Surely there is a specific character to the way language is used in many academic contexts, and it is reasonable to suspect that the use of this academic register-or "Discourse," as Gee (1996) prefers-will co-occur with success at school and mastery of academic content. A serious problem arises, however, when we construe this domain of language use as "more complex" or "developmentally superior" to the language children use natively at home or on the street, and consequently assess school language as indicative of "higher language proficiency." The Pre-LAS Espanol, like many commercially available language assessments, purports to identify children's Spanish-speaking ability, categorizing them as "fluent Spanish speaker," "limited Spanish speaker," or "non-Spanish speaker."
This way of conceptualizing language proficiency-in which academic registers are viewed as richer, more complex, and so on-not only lacks reasonable empirical and theoretical support (Martin-Jones & Romaine, 1986; Wiley, 1996; MacSwan, 2000; MacSwan & Rolstad, in press), but it also implies that entire cultures and communities that have rejected literacy and formal schooling have a "less complex" language than those in the "literate" world. The problem arises because culture-specific and language-specific characteristics are arbitrarily selected as defining characteristics of the abstract psychological construct of language ability-observed in all human communities, everywhere.
Below we consider the validity of the Pre-LAS Espanol in connection with these concerns. The six distinct parts of the test, which will be the focus of subsequent discussion, are described in Table 2.

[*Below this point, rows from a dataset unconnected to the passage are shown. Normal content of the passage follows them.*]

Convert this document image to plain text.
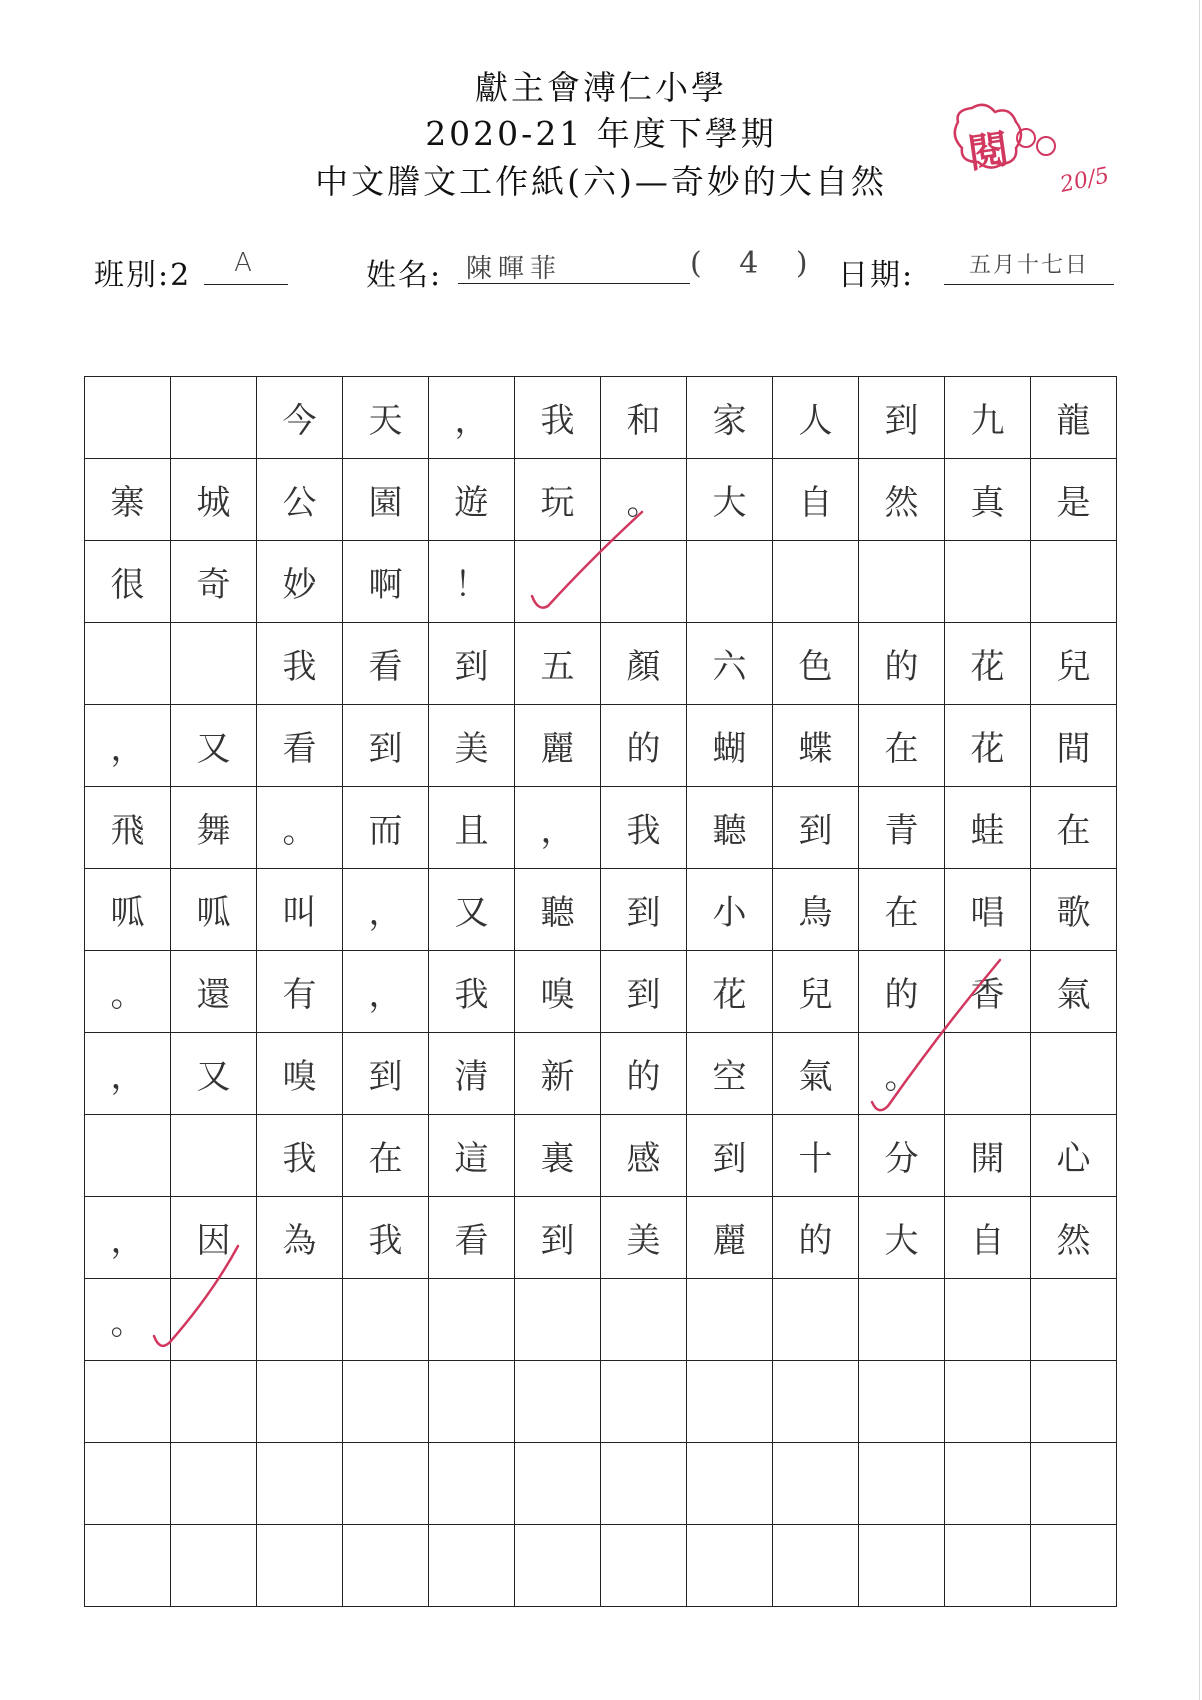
獻主會溥仁小學
2020-21 年度下學期
中文謄文工作紙(六)—奇妙的大自然
閱
20/5
班別:2	A	姓名: 陳暉菲	( 4 ) 日期:	五月十七日
		今	天	，	我	和	家	人	到	九	龍
寨	城	公	園	遊	玩	。	大	自	然	真	是
很	奇	妙	啊	！							
		我	看	到	五	顏	六	色	的	花	兒
，	又	看	到	美	麗	的	蝴	蝶	在	花	間
飛	舞	。	而	且	，	我	聽	到	青	蛙	在
呱	呱	叫	，	又	聽	到	小	鳥	在	唱	歌
。	還	有	，	我	嗅	到	花	兒	的	香	氣
，	又	嗅	到	清	新	的	空	氣	。		
		我	在	這	裏	感	到	十	分	開	心
，	因	為	我	看	到	美	麗	的	大	自	然
。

Validity of the Pre-LAS Espanol
A psychological test such as the Pre-LAS Espanol is purported to measure a psychological trait-in this case, Spanish language proficiency. DeAvila and Duncan (1982) developed the LAS family of tests according to a view of language as consisting of four aspects: phonology (the sound system), the lexicon (vocabulary), syntax (principles that govern word order), and pragmatics (the use of language to satisfy particular goals) (cited in Guerrero & Del Vecchio, 1996).